Anatomical Therapeutic Chemical Classification System
Cholic acid is the predominant primary bile acid in man. In patients with inborn deficiency of 3β-Hydroxy-Δ5−C27-steroid oxidoreductase and Δ4-3-Oxosteroid-5β-reductase, the biosynthesis of primary bile acids is reduced or absent.
The rational basis for treatment consists of restoration of the bile aciddependent component of bile flow enabling restoration of biliary secretion and biliary elimination of toxic metabolites; inhibition of the production of the toxic bile acid metabolites by negative feedback on cholesterol 7α-hydroxylase, which is the rate-limiting enzyme in bile acid synthesis; and improvement of the patient’s nutritional status by correcting intestinal malabsorption of fats and fat-soluble vitamins.

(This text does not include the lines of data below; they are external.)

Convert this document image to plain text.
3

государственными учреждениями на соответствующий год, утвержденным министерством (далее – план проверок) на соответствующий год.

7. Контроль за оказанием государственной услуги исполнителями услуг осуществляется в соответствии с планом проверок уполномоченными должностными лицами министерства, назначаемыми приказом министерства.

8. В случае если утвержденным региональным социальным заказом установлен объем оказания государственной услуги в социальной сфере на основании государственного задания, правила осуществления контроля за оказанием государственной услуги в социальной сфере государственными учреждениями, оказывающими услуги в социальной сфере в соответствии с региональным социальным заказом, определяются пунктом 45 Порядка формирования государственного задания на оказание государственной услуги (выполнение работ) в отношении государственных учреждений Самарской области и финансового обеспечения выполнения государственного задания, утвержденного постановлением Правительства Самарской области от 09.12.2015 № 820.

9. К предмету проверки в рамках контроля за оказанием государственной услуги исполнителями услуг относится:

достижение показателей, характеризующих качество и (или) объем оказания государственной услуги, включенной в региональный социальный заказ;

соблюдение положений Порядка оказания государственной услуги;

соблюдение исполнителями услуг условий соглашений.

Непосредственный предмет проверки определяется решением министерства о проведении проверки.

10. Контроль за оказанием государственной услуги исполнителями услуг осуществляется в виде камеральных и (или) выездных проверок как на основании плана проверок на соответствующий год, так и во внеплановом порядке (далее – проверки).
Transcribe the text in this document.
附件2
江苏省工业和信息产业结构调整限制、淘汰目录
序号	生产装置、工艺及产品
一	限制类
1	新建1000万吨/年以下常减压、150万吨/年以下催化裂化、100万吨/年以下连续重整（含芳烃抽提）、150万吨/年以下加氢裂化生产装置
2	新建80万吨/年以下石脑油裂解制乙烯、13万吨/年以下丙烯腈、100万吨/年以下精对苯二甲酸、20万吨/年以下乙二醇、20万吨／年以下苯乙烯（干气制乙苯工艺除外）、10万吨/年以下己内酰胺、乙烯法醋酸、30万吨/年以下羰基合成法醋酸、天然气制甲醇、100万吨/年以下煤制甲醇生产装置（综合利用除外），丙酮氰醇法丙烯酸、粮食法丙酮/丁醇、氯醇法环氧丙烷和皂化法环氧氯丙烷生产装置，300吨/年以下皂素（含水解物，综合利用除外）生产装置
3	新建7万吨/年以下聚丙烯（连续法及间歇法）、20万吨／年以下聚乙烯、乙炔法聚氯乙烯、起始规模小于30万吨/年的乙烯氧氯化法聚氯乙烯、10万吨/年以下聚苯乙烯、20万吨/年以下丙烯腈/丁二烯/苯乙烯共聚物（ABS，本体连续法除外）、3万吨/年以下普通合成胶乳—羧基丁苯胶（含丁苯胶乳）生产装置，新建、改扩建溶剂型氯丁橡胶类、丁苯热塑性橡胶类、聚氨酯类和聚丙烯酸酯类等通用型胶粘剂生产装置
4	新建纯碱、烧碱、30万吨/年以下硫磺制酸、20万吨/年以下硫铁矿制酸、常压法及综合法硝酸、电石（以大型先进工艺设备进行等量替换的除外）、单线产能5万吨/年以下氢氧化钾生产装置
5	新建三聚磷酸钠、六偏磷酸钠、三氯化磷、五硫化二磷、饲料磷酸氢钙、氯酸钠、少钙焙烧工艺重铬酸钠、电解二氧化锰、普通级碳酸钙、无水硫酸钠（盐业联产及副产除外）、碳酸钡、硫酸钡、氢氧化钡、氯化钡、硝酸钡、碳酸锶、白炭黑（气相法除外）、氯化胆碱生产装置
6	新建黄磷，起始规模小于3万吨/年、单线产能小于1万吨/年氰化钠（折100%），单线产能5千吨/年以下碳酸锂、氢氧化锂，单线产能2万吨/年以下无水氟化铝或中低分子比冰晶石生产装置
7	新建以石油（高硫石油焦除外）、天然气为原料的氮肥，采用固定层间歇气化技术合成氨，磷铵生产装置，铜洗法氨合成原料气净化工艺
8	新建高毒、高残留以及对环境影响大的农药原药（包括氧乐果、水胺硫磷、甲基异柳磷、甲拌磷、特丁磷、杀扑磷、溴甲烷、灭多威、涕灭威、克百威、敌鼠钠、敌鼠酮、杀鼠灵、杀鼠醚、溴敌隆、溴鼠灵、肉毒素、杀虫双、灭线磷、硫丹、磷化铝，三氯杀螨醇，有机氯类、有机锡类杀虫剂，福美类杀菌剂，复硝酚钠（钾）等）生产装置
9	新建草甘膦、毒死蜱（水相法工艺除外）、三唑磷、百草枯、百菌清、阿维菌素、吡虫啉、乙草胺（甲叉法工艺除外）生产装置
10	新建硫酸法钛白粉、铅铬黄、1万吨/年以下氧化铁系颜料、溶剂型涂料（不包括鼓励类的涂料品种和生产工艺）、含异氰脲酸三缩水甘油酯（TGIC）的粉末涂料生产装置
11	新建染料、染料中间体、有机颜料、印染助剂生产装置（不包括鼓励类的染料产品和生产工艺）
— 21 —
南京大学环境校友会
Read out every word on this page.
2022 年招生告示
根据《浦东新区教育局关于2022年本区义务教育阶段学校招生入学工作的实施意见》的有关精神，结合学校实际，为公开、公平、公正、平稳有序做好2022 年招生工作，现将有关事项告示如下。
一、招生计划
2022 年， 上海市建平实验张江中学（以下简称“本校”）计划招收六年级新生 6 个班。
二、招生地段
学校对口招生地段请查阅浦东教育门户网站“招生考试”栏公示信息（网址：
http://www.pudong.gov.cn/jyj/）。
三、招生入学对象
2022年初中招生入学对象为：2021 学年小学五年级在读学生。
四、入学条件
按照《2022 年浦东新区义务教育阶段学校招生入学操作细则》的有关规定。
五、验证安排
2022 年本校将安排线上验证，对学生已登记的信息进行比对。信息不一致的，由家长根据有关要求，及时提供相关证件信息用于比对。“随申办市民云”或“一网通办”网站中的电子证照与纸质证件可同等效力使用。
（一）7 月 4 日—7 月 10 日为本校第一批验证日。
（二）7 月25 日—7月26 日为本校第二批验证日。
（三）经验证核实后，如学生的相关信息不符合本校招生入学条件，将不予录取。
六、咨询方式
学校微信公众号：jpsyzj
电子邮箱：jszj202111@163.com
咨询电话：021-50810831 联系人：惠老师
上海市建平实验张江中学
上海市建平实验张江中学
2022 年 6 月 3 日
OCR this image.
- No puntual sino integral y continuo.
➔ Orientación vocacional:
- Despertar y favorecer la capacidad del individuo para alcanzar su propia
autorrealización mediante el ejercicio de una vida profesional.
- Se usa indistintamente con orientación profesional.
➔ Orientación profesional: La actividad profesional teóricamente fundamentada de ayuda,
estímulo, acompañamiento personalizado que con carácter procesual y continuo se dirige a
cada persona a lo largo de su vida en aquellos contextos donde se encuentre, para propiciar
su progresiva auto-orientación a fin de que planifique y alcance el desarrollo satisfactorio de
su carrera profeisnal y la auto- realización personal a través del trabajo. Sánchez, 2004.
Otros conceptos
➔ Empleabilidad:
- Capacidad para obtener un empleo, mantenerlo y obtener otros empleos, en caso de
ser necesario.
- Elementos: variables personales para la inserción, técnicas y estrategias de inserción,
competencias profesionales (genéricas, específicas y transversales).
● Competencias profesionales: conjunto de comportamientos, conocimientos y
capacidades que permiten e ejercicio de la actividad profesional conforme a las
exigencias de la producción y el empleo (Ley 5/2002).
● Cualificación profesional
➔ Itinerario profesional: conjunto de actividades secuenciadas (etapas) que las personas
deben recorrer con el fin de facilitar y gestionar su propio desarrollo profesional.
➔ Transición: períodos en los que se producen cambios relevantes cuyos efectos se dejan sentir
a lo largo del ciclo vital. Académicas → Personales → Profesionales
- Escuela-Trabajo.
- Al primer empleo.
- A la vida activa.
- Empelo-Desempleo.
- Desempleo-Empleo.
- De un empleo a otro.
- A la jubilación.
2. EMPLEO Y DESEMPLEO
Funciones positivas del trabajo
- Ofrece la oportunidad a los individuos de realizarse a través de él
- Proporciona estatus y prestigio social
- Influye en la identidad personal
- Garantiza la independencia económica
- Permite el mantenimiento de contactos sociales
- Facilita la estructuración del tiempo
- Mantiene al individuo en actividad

Obeticholic acid is a selective and potent agonist for the farnesoid X receptor (FXR), a nuclear receptor expressed at high levels in the liver and intestine. FXR activation decreases the intracellular hepatocyte concentrations of bile acids by suppressing de novo synthesis from cholesterol, as well as, by increasing transport of bile acids out of the hepatocytes.
The ursodeoxycholic acid converts lithogenic bile in non-lithogenic bile and gradually dissolves the cholesterol gallstones.